Will AI replace judges and lawyers?

October 25, 2016

(credit: iStock)

An artificial intelligence method developed by University College London computer scientists and associates has predicted the judicial decisions of the European Court of Human Rights (ECtHR) with 79% accuracy, according to a paper published Monday, Oct. 24 in PeerJ Computer Science.

The method is the first to predict the outcomes of a major international court by automatically analyzing case text using a machine-learning algorithm.*

“We don’t see AI replacing judges or lawyers,” said Nikolaos Aletras, who led the study at UCL Computer Science, “but we think they’d find it useful for rapidly identifying patterns in cases that lead to certain outcomes. It could also be a valuable tool for highlighting which cases are most likely to be violations of the European Convention on Human Rights.”

Judgments correlated with facts rather than legal arguments

(credit: European Court of Human Rights)

In developing the method, the team found that judgments by the ECtHR are highly correlated to non-legal (real-world) facts, rather than direct legal arguments, suggesting that judges of the Court are, in the jargon of legal theory, “realists” rather than “formalists.”

This supports findings from previous studies of the decision-making processes of other high level courts, including the U.S. Supreme Court.

The team of computer and legal scientists extracted case information published by the ECtHR in its publically accessible database (applications made to the court were not available), explained UCL co-author Vasileios Lampos, PhD.

They identified English-language data sets for 584 cases relating to Articles 3, 6 and 8** of the Convention and applied an AI algorithm to find patterns in the text. To prevent bias and mislearning, they selected an equal number of violation and non-violation cases.

Predictions based of analysis of text

The most reliable factors for predicting the court’s decision were found to be the language used as well as the topics and circumstances mentioned in the case text (the “circumstances” section of the text includes information about the case factual background). By combining the information extracted from the abstract “topics” that the cases cover and “circumstances” across data for all three articles, an accuracy of 79% was achieved.

“Previous studies have predicted outcomes based on the nature of the crime, or the policy position of each judge, so this is the first time judgments have been predicted using analysis of text prepared by the court. We expect this sort of tool would improve efficiencies of high level, in demand courts, but to become a reality, we need to test it against more articles and the case data submitted to the court,” added Lampos.

Researchers at the University of Sheffield and the University of Pennsylvania where also involved in the study.

* “We define the problem of the ECtHR case prediction as a binary classification task. We utilise textual features, i.e., N-grams and topics, to train Support Vector Machine (SVM) classifiers. We apply a linear kernel function that facilitates the interpretation of models in a straightforward manner.” — Authors of PeerJ Computer Science paper.

** Article 3 prohibits torture and inhuman and degrading treatment (250 cases); Article 6 protects the right to a fair trial (80 cases); and Article 8 provides a right to respect for one’s “private and family life, his home and his correspondence” (254 cases).

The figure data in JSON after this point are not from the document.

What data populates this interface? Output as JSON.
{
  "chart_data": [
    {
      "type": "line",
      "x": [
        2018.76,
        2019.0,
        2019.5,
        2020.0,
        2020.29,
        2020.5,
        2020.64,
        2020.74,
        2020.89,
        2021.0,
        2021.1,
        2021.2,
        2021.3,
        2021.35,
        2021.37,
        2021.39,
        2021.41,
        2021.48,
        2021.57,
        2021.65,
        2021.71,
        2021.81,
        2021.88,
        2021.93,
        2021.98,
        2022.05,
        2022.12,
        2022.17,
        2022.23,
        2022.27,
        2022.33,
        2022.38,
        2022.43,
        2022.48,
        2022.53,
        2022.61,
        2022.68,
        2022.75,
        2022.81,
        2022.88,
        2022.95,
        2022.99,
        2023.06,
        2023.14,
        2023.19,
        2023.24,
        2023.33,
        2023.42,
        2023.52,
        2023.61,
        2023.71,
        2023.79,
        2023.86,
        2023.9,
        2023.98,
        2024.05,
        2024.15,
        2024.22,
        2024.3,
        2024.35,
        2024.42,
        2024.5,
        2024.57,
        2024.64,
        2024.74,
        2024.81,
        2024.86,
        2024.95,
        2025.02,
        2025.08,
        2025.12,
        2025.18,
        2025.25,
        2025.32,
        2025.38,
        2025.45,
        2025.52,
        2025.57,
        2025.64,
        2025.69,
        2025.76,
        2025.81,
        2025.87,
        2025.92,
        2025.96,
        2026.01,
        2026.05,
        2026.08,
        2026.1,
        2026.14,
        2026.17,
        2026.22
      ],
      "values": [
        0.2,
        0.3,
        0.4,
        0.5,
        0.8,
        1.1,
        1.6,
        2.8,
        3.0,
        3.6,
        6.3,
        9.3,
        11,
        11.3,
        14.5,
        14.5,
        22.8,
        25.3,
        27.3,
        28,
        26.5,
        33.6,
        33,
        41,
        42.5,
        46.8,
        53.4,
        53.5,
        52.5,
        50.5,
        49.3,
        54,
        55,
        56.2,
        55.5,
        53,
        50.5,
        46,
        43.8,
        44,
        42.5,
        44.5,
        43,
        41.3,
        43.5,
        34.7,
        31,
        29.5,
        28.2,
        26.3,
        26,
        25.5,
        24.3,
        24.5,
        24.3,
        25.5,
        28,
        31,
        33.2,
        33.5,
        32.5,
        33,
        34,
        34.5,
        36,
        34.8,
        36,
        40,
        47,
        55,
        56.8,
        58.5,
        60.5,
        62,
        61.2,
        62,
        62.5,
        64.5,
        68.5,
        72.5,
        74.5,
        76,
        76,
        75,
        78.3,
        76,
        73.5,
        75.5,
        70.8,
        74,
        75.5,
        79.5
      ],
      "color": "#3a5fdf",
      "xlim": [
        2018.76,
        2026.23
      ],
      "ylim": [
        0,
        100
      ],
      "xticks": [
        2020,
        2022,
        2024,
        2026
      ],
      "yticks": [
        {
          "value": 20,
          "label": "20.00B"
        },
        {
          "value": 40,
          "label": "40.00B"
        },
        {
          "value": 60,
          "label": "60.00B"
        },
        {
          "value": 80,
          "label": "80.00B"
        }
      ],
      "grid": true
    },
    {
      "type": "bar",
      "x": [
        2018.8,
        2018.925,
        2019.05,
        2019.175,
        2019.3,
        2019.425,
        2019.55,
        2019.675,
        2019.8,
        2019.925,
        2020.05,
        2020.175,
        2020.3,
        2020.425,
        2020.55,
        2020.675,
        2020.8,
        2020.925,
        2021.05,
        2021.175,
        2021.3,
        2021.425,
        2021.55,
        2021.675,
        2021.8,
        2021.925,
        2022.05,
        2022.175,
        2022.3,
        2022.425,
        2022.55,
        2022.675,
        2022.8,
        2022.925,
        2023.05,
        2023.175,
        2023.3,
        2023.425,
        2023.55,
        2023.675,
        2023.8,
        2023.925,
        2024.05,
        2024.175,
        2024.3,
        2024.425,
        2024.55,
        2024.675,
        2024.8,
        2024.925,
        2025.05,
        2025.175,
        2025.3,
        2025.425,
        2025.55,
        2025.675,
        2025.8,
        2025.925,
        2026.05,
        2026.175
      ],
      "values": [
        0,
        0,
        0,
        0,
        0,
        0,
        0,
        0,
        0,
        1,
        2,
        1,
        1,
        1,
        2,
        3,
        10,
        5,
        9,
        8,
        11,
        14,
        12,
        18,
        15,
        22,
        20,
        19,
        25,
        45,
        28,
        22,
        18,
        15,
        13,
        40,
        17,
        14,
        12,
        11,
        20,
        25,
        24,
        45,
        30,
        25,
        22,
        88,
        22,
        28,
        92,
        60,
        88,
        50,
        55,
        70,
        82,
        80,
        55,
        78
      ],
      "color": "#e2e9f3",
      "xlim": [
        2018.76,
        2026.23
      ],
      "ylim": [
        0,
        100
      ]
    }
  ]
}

Abstract of Predicting Judicial Decisions of the European Court of Human Rights: A Natural Language Processing Perspective

Recent advances in Natural Language Processing and Machine Learning provide us with the tools to build predictive models that can be used to unveil patterns driving judicial decisions. This can be useful, for both lawyers and judges, as an assisting tool to rapidly identify cases and extract patterns which lead to certain decisions. This paper presents the first systematic study on predicting the outcome of cases tried by the European Court of Human Rights based solely on textual content. We formulate a binary classification task where the input of our classifiers is the textual content extracted from a case and the target output is the actual judgment as to whether there has been a violation of an article of the convention of human rights. Textual information is represented using contiguous word sequences, i.e. N-grams, and topics. Our models can predict the court’s decisions with a strong accuracy (79% on average). Our empirical analysis indicates that the formal facts of a case are the most important predictive factor. This is consistent with the theory of legal realism suggesting that judicial decision-making is significantly affected by the stimulus of the facts. We also observe that the topical content of a case is another important feature in this classification task and explore this relationship further by conducting a qualitative analysis.